Non fu semplice per il debuttante George Orwell pubblicare “Senza un soldo a Parigi e a Londra”, primo di tutti i suoi grandissimi libri. Un resoconto delle esperienze personali ai margini nelle due capitali, la testimonianza di meschinità, espedienti e tedio che costituiscono l’indigenza. Fra orari massacranti, diritti calpestati, politiche sociali inadeguate…
Il mondo visto con gli occhi dei senzatetto e dei girovaghi. Novant’anni fa un giovanotto, George Orwell, prese la propria vita e ne fece materia letteraria, raccontando la miseria nera del subproletariato nelle capitali di Francia e Gran Bretagna, Parigi e Londra senza paillettes, alla stregua di inferni urbani. E nacque una stella, una voce romanzesca con un occhio attento e spietato alle dinamiche socio-politiche del tempo, attitudine che non l’avrebbe più abbandonato, anche quando il suo pseudonimo non era più quello di un esordiente di belle speranze, ma quello di un peso massimo della letteratura. Volume dalla pubblicazione travagliata, scritto in due riprese nel giro di qualche anno, fu inizialmente bocciato da T. S. Eliot, prima di trovare la via giusta, grazie all’opera di un agente letterario, Leonard Moore. La più recente versione in italiano è quella di Andrea Binelli per Newton Compton, che ha appunto curato Senza un soldo a Parigi e a Londra (256 pagine, 9,90 euro), come aveva fatto anche con Giorni in Birmania (qui l’articolo)
Sbarcare il lunario
Non era ancora tempo di distopie e di allegorie, agli esordi, per Orwell, che, da aspirante giornalista nella capitale francese, finisce per lavorare, anche diciassette ore di fila, nelle cucine di hotel e ristoranti: la disamina lucida del capitalismo borghese arriva presto, pochi godono del capitale, la maggior parte della popolazione ha il solo obiettivo di sbarcare il lunario per le successive ventiquattro ore, fa i conti con paghe da fame, orari e turni massacranti, diritti calpestati. Finiscono alla berlina anche i governi incapaci di portare avanti politiche sociali adeguate. La povertà materiale ed esistenziale che racconta in modo diretto Orwell fa apparire quello che sembra un diario come un pamphlet e uno studio sociologico. La sua è una rappresentazione spietata, talvolta ironica, sempre senza orpelli, in cui l’indigenza è meschinità, espedienti, angherie, tedio.

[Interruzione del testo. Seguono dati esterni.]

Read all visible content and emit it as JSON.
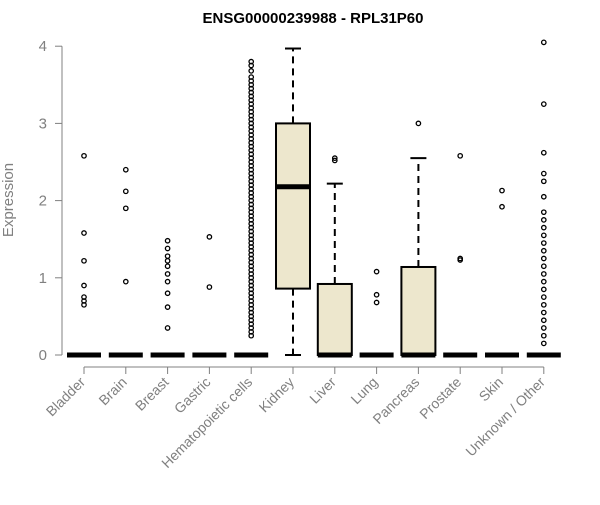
{
  "chart_data": {
    "type": "box",
    "title": "ENSG00000239988 - RPL31P60",
    "ylabel": "Expression",
    "xlabel": "",
    "ylim": [
      0,
      4.1
    ],
    "yticks": [
      0,
      1,
      2,
      3,
      4
    ],
    "grid": false,
    "colors": {
      "box_fill": "#ede7cd",
      "stroke": "#000000",
      "axis_text": "#808080",
      "title": "#000000"
    },
    "categories": [
      "Bladder",
      "Brain",
      "Breast",
      "Gastric",
      "Hematopoietic cells",
      "Kidney",
      "Liver",
      "Lung",
      "Pancreas",
      "Prostate",
      "Skin",
      "Unknown / Other"
    ],
    "boxes": [
      {
        "label": "Bladder",
        "min": 0,
        "q1": 0,
        "median": 0,
        "q3": 0,
        "max": 0,
        "outliers": [
          0.65,
          0.7,
          0.75,
          0.9,
          1.22,
          1.58,
          2.58
        ]
      },
      {
        "label": "Brain",
        "min": 0,
        "q1": 0,
        "median": 0,
        "q3": 0,
        "max": 0,
        "outliers": [
          0.95,
          1.9,
          2.12,
          2.4
        ]
      },
      {
        "label": "Breast",
        "min": 0,
        "q1": 0,
        "median": 0,
        "q3": 0,
        "max": 0,
        "outliers": [
          0.35,
          0.62,
          0.8,
          0.95,
          1.05,
          1.15,
          1.22,
          1.28,
          1.38,
          1.48
        ]
      },
      {
        "label": "Gastric",
        "min": 0,
        "q1": 0,
        "median": 0,
        "q3": 0,
        "max": 0,
        "outliers": [
          0.88,
          1.53
        ]
      },
      {
        "label": "Hematopoietic cells",
        "min": 0,
        "q1": 0,
        "median": 0,
        "q3": 0,
        "max": 0,
        "outliers": [
          0.25,
          0.3,
          0.35,
          0.4,
          0.45,
          0.5,
          0.55,
          0.6,
          0.65,
          0.7,
          0.75,
          0.8,
          0.85,
          0.9,
          0.95,
          1.0,
          1.05,
          1.1,
          1.15,
          1.2,
          1.25,
          1.3,
          1.35,
          1.4,
          1.45,
          1.5,
          1.55,
          1.6,
          1.65,
          1.7,
          1.75,
          1.8,
          1.85,
          1.9,
          1.95,
          2.0,
          2.05,
          2.1,
          2.15,
          2.2,
          2.25,
          2.3,
          2.35,
          2.4,
          2.45,
          2.5,
          2.55,
          2.6,
          2.65,
          2.7,
          2.75,
          2.8,
          2.85,
          2.9,
          2.95,
          3.0,
          3.05,
          3.1,
          3.15,
          3.2,
          3.25,
          3.3,
          3.35,
          3.4,
          3.45,
          3.5,
          3.55,
          3.6,
          3.68,
          3.75,
          3.8
        ]
      },
      {
        "label": "Kidney",
        "min": 0,
        "q1": 0.86,
        "median": 2.18,
        "q3": 3.0,
        "max": 3.97,
        "outliers": []
      },
      {
        "label": "Liver",
        "min": 0,
        "q1": 0,
        "median": 0,
        "q3": 0.92,
        "max": 2.22,
        "outliers": [
          2.52,
          2.55
        ]
      },
      {
        "label": "Lung",
        "min": 0,
        "q1": 0,
        "median": 0,
        "q3": 0,
        "max": 0,
        "outliers": [
          0.68,
          0.78,
          1.08
        ]
      },
      {
        "label": "Pancreas",
        "min": 0,
        "q1": 0,
        "median": 0,
        "q3": 1.14,
        "max": 2.55,
        "outliers": [
          3.0
        ]
      },
      {
        "label": "Prostate",
        "min": 0,
        "q1": 0,
        "median": 0,
        "q3": 0,
        "max": 0,
        "outliers": [
          1.23,
          1.25,
          2.58
        ]
      },
      {
        "label": "Skin",
        "min": 0,
        "q1": 0,
        "median": 0,
        "q3": 0,
        "max": 0,
        "outliers": [
          1.92,
          2.13
        ]
      },
      {
        "label": "Unknown / Other",
        "min": 0,
        "q1": 0,
        "median": 0,
        "q3": 0,
        "max": 0,
        "outliers": [
          0.15,
          0.25,
          0.35,
          0.45,
          0.55,
          0.65,
          0.75,
          0.85,
          0.95,
          1.05,
          1.15,
          1.25,
          1.35,
          1.45,
          1.55,
          1.65,
          1.75,
          1.85,
          2.05,
          2.25,
          2.35,
          2.62,
          3.25,
          4.05
        ]
      }
    ]
  }
}
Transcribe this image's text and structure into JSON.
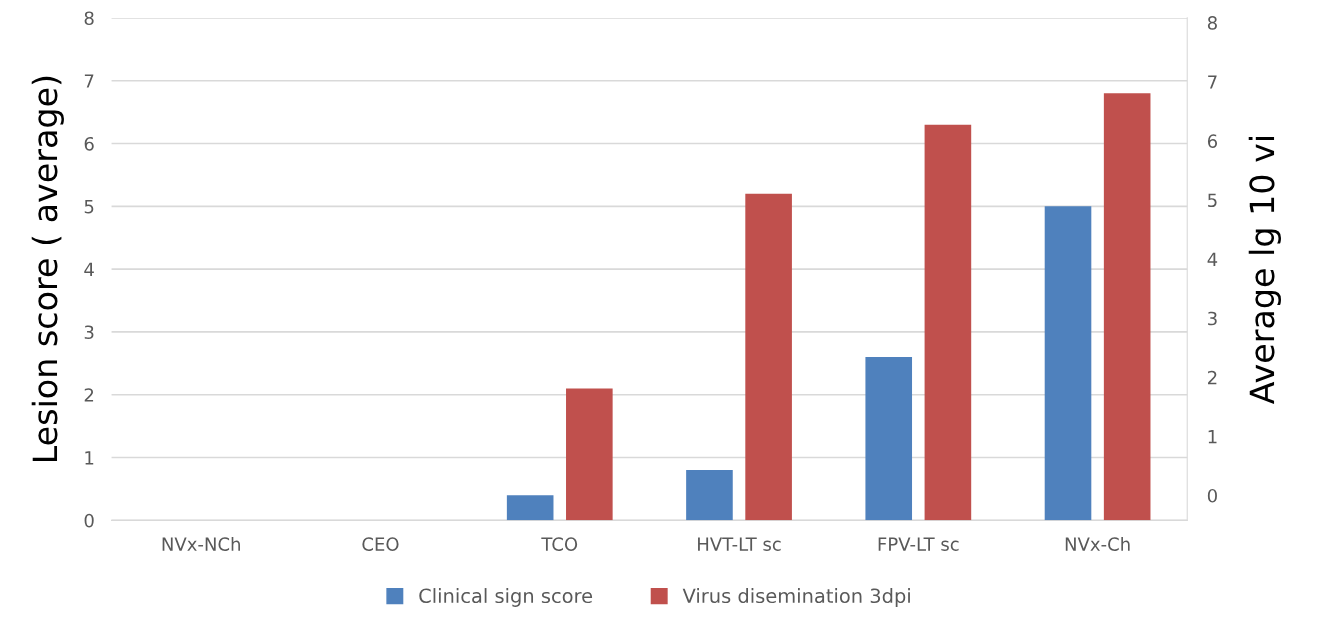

Sguardo stupito e reticente
Senza un soldo a Parigi e a Londra di George Orwell – la cui lettura spinse in qualche modo Charles Bukowski a scrivere Factotum, in una sorta di emulazione – è un’opera attuale, contemporanea nei temi e nei toni – sebbene lo stato sociale, la solidarietà e i servizi di assistenza siano in generale migliorati – che racconta con onestà, con sguardo al tempo stesso stupito e reticente, tutto l’universo attorno agli underdog, per usare un termine di moda, vagabondi e senzatetto, compresi pregiudizi e paure, vergogna e stigma sociale. Non una semplice storia, quanto una testimonianza della vita di individui annientati nel corpo e nello spirito.